Okypy was to have a meeting with state doctors’ unions on Thursday afternoon to present its revised proposal as regards the incentives.
Though both sides agreed on an across-the-board allowance of €1,850 per month to be made available directly to the specialists, there was disagreement on the clause inserted by Okypy on reductions to that amount if certain financial goals were not met.
The doctors say this was like imposing a fine on them.

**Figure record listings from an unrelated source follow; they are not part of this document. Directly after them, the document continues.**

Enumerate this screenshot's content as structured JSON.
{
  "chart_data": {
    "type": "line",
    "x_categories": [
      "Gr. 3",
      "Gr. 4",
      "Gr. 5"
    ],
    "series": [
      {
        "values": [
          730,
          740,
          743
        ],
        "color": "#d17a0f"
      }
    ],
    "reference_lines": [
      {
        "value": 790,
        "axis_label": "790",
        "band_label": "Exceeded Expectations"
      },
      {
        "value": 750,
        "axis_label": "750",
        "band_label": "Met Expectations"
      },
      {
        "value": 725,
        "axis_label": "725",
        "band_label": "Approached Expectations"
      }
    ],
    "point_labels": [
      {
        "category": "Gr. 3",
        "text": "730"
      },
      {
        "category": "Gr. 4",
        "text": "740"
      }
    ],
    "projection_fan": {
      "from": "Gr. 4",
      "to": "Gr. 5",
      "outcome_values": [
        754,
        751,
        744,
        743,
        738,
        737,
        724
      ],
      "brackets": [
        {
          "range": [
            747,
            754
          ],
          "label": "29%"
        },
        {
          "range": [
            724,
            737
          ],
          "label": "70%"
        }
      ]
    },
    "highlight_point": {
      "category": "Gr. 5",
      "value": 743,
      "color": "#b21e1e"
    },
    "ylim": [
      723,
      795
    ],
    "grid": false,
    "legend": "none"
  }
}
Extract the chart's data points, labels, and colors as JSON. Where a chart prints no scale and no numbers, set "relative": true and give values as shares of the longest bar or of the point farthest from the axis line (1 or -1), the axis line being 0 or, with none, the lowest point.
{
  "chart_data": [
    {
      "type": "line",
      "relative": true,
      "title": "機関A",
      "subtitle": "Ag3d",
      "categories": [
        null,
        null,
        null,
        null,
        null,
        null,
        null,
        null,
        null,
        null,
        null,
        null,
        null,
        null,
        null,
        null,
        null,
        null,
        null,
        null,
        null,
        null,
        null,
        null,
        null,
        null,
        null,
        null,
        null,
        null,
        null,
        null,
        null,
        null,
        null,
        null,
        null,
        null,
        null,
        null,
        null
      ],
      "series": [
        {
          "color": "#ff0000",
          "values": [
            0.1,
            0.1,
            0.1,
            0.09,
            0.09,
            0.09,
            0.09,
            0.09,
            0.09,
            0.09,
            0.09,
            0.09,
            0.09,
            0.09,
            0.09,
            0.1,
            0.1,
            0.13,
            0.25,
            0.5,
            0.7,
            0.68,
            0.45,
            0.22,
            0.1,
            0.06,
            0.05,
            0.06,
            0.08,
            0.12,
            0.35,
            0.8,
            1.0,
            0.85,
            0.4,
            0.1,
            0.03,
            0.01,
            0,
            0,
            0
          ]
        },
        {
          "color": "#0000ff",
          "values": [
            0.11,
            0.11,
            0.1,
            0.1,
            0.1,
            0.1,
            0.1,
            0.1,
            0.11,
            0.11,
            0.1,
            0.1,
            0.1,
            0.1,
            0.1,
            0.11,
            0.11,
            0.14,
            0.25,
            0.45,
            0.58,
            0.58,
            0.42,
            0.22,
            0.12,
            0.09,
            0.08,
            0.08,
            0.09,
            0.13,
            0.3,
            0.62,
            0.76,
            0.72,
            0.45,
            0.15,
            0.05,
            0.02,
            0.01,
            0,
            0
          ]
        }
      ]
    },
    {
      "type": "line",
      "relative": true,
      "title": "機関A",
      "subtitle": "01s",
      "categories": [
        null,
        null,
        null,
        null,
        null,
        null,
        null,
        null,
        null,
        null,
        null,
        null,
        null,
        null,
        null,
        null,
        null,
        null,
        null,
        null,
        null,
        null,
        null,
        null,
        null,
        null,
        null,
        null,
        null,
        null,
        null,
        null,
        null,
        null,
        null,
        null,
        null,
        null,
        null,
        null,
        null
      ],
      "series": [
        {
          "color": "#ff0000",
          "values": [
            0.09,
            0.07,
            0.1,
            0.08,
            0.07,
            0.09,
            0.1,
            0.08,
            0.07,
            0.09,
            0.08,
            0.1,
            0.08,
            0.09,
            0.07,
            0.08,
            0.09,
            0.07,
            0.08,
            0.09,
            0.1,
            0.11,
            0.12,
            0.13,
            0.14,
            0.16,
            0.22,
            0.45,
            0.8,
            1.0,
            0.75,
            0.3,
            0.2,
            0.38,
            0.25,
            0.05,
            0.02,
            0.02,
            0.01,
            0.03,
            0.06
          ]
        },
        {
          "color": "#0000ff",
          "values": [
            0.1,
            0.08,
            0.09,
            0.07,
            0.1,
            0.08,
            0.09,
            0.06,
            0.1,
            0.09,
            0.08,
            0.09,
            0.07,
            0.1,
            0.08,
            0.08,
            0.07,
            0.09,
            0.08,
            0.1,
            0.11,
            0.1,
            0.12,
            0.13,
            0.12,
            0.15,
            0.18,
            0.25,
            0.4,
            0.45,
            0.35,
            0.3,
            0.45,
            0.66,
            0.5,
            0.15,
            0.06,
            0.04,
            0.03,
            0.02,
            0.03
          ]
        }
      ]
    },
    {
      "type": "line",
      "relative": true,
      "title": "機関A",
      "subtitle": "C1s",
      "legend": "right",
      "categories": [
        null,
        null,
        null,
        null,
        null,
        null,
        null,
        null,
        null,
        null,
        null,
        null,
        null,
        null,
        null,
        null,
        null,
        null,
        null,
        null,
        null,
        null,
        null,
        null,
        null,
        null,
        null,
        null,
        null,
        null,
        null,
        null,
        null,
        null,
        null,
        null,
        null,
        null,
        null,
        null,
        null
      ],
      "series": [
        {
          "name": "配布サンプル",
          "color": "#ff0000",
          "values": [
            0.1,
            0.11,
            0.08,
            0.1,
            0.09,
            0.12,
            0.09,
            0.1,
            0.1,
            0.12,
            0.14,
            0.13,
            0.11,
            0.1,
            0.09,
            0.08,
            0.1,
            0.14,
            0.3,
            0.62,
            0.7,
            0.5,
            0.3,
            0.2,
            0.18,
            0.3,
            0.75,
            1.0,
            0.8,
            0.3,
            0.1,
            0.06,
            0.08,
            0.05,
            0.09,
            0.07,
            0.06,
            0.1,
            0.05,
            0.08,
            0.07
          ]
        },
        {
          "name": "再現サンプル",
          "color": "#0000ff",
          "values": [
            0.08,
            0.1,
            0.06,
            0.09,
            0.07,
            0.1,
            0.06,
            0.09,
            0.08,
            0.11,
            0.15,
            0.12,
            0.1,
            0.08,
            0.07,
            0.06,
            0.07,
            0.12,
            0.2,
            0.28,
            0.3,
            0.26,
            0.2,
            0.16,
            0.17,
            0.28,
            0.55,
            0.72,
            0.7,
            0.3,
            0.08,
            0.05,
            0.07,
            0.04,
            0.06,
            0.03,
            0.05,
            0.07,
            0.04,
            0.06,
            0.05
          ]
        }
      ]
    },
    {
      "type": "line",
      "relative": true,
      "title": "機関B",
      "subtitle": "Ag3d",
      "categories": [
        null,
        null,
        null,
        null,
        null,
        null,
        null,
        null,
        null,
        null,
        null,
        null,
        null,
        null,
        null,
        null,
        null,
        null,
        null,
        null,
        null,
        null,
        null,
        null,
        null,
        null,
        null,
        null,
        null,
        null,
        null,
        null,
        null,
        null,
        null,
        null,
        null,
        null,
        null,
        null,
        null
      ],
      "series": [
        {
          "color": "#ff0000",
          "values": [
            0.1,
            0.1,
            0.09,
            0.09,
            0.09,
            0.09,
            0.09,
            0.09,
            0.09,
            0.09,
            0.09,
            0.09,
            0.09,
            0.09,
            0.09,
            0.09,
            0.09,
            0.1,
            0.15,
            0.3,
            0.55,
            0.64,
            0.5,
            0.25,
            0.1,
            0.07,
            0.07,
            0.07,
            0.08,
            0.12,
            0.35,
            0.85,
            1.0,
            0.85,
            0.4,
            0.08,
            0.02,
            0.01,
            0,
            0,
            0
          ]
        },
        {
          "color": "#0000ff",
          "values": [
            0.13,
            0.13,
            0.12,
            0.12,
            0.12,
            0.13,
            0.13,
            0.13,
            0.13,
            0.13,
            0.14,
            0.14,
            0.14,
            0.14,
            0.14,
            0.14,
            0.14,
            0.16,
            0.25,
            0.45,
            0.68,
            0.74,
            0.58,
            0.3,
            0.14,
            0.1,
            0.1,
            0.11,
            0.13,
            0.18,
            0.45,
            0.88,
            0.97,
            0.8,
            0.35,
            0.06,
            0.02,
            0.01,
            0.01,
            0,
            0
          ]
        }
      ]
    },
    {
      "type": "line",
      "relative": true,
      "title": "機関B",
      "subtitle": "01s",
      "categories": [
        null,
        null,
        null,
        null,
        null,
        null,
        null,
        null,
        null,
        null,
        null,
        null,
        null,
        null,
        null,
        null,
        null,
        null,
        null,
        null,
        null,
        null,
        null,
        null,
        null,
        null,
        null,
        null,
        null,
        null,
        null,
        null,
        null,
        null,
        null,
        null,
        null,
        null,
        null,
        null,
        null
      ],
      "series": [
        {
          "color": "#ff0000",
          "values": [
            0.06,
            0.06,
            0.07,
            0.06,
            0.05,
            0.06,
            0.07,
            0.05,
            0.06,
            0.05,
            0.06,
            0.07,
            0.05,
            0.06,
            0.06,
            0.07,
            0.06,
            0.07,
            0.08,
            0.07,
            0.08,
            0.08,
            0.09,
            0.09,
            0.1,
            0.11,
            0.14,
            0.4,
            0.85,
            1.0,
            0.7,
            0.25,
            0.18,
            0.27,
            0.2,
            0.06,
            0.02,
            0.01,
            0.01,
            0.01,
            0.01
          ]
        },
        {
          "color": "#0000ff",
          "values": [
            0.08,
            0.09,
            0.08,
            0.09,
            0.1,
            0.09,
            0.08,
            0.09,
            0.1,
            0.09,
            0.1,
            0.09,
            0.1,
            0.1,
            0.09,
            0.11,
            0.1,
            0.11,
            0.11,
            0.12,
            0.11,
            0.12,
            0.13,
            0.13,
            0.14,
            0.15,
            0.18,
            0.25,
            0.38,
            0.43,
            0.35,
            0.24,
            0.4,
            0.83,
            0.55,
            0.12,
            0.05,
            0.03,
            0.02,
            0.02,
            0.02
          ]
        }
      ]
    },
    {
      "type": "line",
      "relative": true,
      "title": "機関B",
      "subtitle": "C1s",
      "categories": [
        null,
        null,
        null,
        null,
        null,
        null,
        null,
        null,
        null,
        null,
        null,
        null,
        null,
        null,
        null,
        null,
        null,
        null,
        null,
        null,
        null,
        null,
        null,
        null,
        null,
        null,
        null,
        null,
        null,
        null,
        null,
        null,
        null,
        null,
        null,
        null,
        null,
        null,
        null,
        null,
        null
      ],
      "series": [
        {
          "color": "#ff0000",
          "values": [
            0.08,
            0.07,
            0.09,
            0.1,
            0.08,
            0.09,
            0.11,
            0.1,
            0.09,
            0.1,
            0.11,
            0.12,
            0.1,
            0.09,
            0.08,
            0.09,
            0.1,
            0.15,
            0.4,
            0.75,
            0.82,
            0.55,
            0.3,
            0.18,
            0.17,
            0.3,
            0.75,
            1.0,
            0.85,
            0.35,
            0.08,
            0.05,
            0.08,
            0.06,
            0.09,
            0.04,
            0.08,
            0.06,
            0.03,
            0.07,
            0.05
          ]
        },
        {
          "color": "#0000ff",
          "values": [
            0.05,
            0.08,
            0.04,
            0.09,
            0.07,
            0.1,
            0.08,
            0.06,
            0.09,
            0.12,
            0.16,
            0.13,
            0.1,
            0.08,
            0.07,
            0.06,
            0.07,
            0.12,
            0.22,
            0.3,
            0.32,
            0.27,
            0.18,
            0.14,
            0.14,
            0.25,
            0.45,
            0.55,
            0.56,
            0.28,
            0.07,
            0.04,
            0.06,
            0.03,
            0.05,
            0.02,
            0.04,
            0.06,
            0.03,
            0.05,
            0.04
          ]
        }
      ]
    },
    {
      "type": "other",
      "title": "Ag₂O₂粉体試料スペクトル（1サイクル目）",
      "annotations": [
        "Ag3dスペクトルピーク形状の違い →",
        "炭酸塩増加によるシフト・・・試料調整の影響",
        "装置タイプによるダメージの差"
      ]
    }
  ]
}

Head of Pasyki state doctors’ union, Soteris Koumas, said on Thursday that they completely disagree with this provision.
He also said that they disagree with the intention of Okypy to abolish other allowances already given to state doctors, such as incentives for working in intensive care units or accident and emergency departments and so on.
“These allowances have been agreed for a purpose and must not be abolished,” Koumas told state broadcaster CyBC. He said they needs to also discuss this issue.
According to Koumas, after Okypy presents its new counterproposal, each union will discuss it internally and decide what to do.
Okypy’s chairman Marios Panayides on Thursday briefed the House health committee on the incentives for state specialists that amounts to €21m but also on the measures the organisation has taken to tackle understaffing in state hospitals.
The monetary incentives to state specialists are aimed at help keeping doctors from leaving the public sector and join the private one since fees are higher there.